Por que é tão difícil aplicar essas questões na prática?
Globalmente, o setor econômico mais negacionista sobre mudança climática é o agronegócio. No Brasil também. Esse setor quer continuar escondendo. Ele não quer admitir que, se continuar assim, até ele vai ser muito prejudicado. Se passar dos pontos de não retorno, o Brasil vai deixar de ser um grande produtor agrícola. Mais de 50% do Cerrado vai virar Caatinga, com produtividade baixa. Metade da Caatinga vira semideserto. A Amazônia vai ficar uma savana super degradada. Precisamos convencê-los que o risco climático é muito grande para eles.
O que esperar da COP30?
No G20 no Rio, o presidente Lula brilhantemente disse que todos os países têm que chegar a emissões líquidas zero até 2040, não mais 2045. Que a COP30 seja onde se fale: vamos zerar as emissões em 2040. O embaixador André Corrêa do Lago está trazendo o desafio de conseguir o Fundo Verde Clima de US$ 1,3 trilhão. Esse é um desafio global. E convencer a China, que é o maior emissor hoje, a liderar essa busca. China, Brasil, Índia, Rússia, países europeus têm que acelerar.

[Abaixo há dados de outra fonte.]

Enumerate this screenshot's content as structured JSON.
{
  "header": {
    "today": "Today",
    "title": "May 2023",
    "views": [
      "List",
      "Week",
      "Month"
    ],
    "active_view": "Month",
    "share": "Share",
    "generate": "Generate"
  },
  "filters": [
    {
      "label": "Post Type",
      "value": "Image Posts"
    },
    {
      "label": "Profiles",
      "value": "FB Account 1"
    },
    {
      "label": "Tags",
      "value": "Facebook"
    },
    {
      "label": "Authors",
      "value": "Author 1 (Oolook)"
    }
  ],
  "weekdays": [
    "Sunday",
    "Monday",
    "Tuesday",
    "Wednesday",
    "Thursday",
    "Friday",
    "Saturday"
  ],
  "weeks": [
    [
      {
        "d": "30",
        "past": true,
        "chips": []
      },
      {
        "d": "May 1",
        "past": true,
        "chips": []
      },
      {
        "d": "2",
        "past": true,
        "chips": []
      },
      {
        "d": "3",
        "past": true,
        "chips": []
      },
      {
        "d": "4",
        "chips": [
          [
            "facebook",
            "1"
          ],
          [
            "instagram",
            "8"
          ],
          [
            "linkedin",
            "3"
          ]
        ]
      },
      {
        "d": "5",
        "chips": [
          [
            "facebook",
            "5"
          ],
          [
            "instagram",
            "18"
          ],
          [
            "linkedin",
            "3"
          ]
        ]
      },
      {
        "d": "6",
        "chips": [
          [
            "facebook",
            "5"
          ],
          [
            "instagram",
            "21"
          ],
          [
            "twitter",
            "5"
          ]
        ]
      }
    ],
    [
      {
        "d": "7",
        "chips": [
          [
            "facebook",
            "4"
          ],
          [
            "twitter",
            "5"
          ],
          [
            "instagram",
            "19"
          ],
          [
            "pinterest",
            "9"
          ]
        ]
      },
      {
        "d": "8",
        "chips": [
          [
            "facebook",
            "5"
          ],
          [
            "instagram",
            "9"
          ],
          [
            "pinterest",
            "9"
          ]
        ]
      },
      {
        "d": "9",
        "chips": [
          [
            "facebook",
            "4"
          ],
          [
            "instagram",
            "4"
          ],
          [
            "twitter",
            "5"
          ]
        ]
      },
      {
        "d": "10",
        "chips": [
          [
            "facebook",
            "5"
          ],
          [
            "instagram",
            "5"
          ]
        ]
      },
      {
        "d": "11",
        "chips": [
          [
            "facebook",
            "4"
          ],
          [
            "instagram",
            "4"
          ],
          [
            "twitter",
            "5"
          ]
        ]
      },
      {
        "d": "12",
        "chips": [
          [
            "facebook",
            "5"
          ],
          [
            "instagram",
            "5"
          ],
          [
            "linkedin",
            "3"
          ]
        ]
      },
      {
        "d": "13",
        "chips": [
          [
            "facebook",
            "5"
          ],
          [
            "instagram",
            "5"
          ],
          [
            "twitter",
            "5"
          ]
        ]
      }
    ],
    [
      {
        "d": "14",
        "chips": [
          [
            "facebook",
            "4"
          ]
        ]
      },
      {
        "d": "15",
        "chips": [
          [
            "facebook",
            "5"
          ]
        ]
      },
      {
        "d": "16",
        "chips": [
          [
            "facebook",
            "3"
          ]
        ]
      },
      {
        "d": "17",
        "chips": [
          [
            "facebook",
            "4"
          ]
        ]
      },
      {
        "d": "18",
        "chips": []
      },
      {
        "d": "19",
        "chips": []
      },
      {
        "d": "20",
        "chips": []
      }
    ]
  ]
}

Teria algum motivo para otimismo?
Vejo otimismo porque os jovens do mundo inteiro estão muito preocupados. Eu, vivendo 85-90 anos num país tropical, vou experimentar 15-20 ondas de calor. Um bebê que nasce agora, se a temperatura passar de 2°C, vivendo 90 anos, vai experimentar 60-80 ondas de calor.

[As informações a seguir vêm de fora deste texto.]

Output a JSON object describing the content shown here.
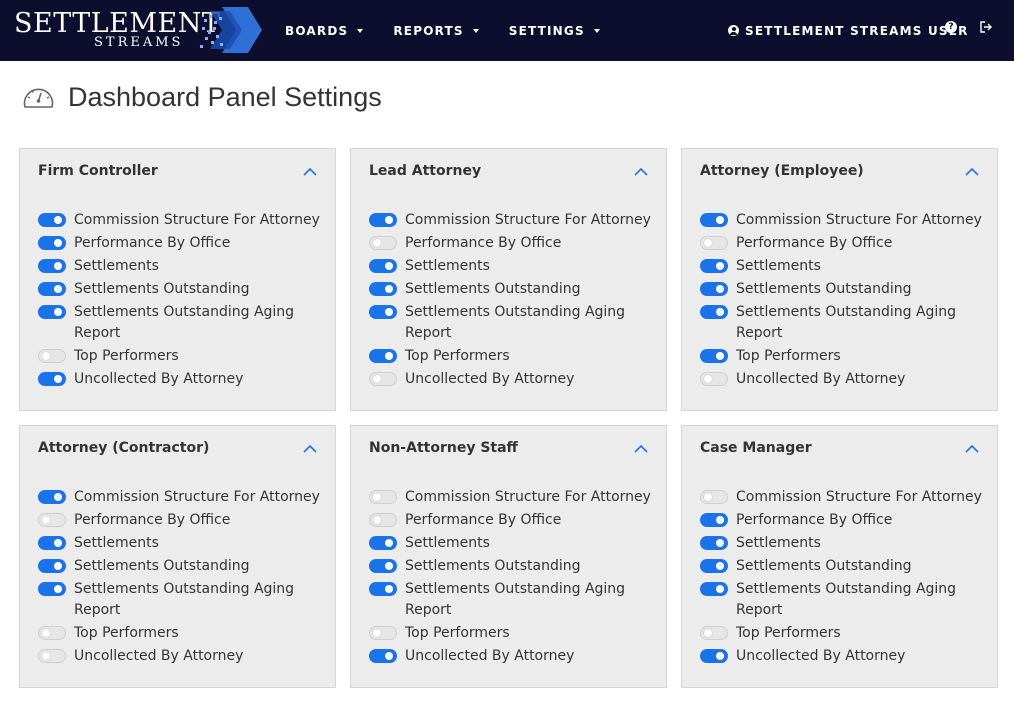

Se atingirmos 2,5°C até 2050, explodiremos vários pontos de não retorno. Acelera o descongelamento do permafrost (solo congelado) da Sibéria, norte do Canadá, Alasca. Até 2100, vamos jogar mais de 200 bilhões de toneladas do permafrost – principalmente metano. Só a Amazônia e o permafrost vão para 500 bilhões de toneladas. Impossível baixar a temperatura depois. Podemos chegar a 3-4ºC em 2100, o que torna toda a região equatorial inabitável. O Rio de Janeiro fica inabitável por 120-150 dias ao ano. Se chegamos a 3-4°C em 2100, começamos a liberar metano do fundo dos oceanos. Se isso acontecer, chegamos a 8-10°C em 2150. Só o Polo Norte, Polo Sul e topo dos Alpes, Andes e Himalaias serão habitáveis.
Tivemos seis extinções em massa de espécies. Todas foram fenômenos naturais. Essa seria a primeira extinção em massa causada por uma espécie.